The results of a planned interim analysis of a phase III study with obeticholic acid in NASH showed a histological improvement in fibrosis as well as in the key components of NASH. Long-term proof of effectiveness is still pending [42].
As treatment can only be offered to those patients with identified disease, diagnostic algorithms need to be applied on a broader basis in primary care. A prerequisite will be the availability of respective diagnostic platforms for advanced NAFLD testing.
Conclusion
Fatty liver disease is a major problem for the development of advanced liver diseases, such as liver cirrhosis and HCC. Furthermore, if fatty liver disease is present, there is a high risk of developing T2DM and cardiovascular diseases. Since the pathogenesis of fatty liver disease, obesity, and the metabolic diseases mentioned is very closely related, it is important to continue to search for mechanisms that these diseases have in common and develop new therapeutic approaches, as their close interlinking will probably also lead to a new definition of fatty liver diseases.
Conclusion for General Practitioners
The prevalence of NAFLD continues to rise worldwide.
NAFLD, NASH, and fibrosis in NAFLD occur predominantly in obesity and T2DM or precede them.
The progression of NAFLD is highly dependent on changes in glucose metabolism, lipid metabolism, and fibrogenesis.

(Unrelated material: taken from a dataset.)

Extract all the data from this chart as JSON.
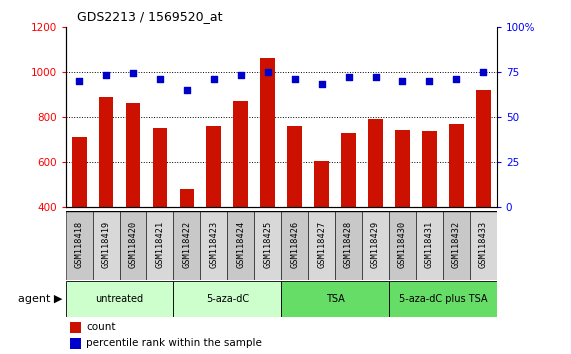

A new definition and nomenclature of a form of fatty liver disease, “metabolic (dysfunction)-associated fatty liver disease” (MAFLD), should be discussed carefully, since around 40% of the global population with NAFLD are classified as nonobese and almost 1/5 as lean. However, 40% of nonobese NAFLD patients in the meta-analysis published by Ye et al. [29] were just as metabolically unhealthy as obese people with NAFLD, and the definition MAFLD indeed includes lean patients with metabolic risk factors [5]. Up to now, all FDA/EMA-accepted end points rely on the published NAFLD definition, so it seems practically impossible to implement a new name without challenging the search for new therapeutics.
Since the pathogenesis of fatty liver disease, obesity, and glucose and lipid metabolism diseases are very closely related, it is important to continue to look for common mechanisms for the development of and therapeutic approaches for these diseases.
Conflict of Interest Statement
There were no conflicts of interest.
Funding Sources
The work was funded by grants from the German Research Foundation (RO 957/11-1), the University Hospital Giessen and Marburg (§ 2 Abs 3 No. 10/2013 GI), and the von Behring Röntgen Foundation (66-0008).